La ricetta vera di un successo: «La politica provi ad ascoltare gli imprenditori»
«Se magari provasse ad ascoltarli, una volta tanto, gli imprenditori, chi è lì da dieci minuti. Alla fine hanno bisogno solo che li lascino lavorare». I falsi miti della delocalizzazione selvaggia e della fuga dei cervelli all’estero, di cui si è impossessata la politica. Smontati con calma olimpica da chi, con i fatti, da San Giovanni Lupatoto, un tortellino dopo l’altro, si è ritrovato a conquistare gli Stati Uniti. Gianluca Rana (nella foto), il figlio di Giovanni, ex presidente di Confindustria Verona che da tempo ha nelle mani il destino dell’industria alimentare di famiglia, alla fine è giocando su questi tasti che ha conquistato i colleghi in platea, ieri all’assemblea di Confindustria Vicenza. Raccontando la storia di un successo in cui adesso, a cose fatte, pare tutto ovvio; ma che invece così non è. E dove in Italia il vero sogno, più che tante ricette miracolose, sarebbe di veder sgombrare il campo da tanti ostacoli.
Sul palco del dibattito, a Rana chiedono cosa si aspetti per i giovani, visto che la manovra del governo pare più orientata a chi non lavora: «Meglio non lasciare la politica a far da sola. La verità resta che la base è lo sviluppo, la creazione di valore». E poi tira fuori la vicenda della sua azienda, in un parallelo continuo tra Stati Uniti e Italia: «Ho passato metà del mio tempo negli Usa negli ultimi cinque anni, dove l’azienda è raddoppiata. Ma di certo non è con la ricetta di un ottantenne che parla rigidamente in dialetto veronese - dice con ironia richiamando gli spot del padre - che conquisti gli Usa con un prodotto italiano di super-nicchia. Quando siamo partiti mi sono portato dietro un gruppo di giovani sotto i trent’anni. Quando sento parlare della fuga dei cervelli rido pensando a loro: sono integrati, hanno fatto carriera, da San Giovanni Lupatoto sono finiti a Chicago, sono cittadini di questo mondo globale nel senso migliore. Solo che lì il grande facilitatore è che hai la possibilità di costruire quello che vuoi».
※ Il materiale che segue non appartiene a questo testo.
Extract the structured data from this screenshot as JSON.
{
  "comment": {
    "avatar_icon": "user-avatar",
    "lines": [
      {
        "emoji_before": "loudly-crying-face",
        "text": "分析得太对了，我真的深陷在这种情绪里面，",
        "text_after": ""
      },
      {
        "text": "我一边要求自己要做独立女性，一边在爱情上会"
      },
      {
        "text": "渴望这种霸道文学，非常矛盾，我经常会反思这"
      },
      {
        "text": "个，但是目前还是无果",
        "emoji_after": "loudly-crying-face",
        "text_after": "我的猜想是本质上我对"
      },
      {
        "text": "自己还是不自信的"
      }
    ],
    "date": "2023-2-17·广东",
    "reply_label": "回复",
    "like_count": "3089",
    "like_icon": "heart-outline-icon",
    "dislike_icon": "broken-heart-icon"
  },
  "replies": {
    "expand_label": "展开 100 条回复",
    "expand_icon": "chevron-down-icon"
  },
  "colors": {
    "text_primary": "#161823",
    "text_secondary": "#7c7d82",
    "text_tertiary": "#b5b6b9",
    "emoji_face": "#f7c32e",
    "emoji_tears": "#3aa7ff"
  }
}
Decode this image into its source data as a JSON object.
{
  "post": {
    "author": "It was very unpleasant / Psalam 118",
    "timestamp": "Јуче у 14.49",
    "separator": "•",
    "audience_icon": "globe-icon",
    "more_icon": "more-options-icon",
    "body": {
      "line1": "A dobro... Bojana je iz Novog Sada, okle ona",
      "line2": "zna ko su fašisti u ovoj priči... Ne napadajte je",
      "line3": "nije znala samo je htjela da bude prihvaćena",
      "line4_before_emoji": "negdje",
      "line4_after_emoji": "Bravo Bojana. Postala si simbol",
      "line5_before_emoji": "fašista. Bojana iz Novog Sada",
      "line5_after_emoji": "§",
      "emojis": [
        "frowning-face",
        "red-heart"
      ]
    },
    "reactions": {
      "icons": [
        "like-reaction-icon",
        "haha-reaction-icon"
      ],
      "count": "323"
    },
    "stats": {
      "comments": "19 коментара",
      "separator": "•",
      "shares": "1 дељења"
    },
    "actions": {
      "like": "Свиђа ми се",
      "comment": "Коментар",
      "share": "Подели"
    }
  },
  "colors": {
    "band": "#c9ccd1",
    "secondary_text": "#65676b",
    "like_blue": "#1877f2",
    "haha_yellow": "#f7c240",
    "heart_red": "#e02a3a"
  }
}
Ovvio confrontare l’esperienza degli ampliamenti di là e di qua dell’oceano: «Dopo due anni a Chicago ci siamo dovuti ampliare. Sono andato dal sindaco e mi ha detto di portare i piani per quello di cui avevo bisogno che dopo un mese avrei avuto i permessi. A San Giovanni ci sono voluti sette anni. E l’ultima volta il sindaco me ne ha prospettati tre. Ho fatto prima ad acquistare a Cuneo lo stabilimento venduto da una multinazionale. Va benissimo: ma così ho perso la possibilità di restituire ai miei concittadini che mi hanno fatto crescere». E adesso? «Vedo il mio Paese far fatica. E quando negli Usa mi chiedono come va in Italia, rispondo: lavoriamo tanto. Può spaventarci la situazione di oggi, dopo aver passato la crisi Lehman e aver visto crollare le banche? No. Se solo ci lasciassero lavorare...».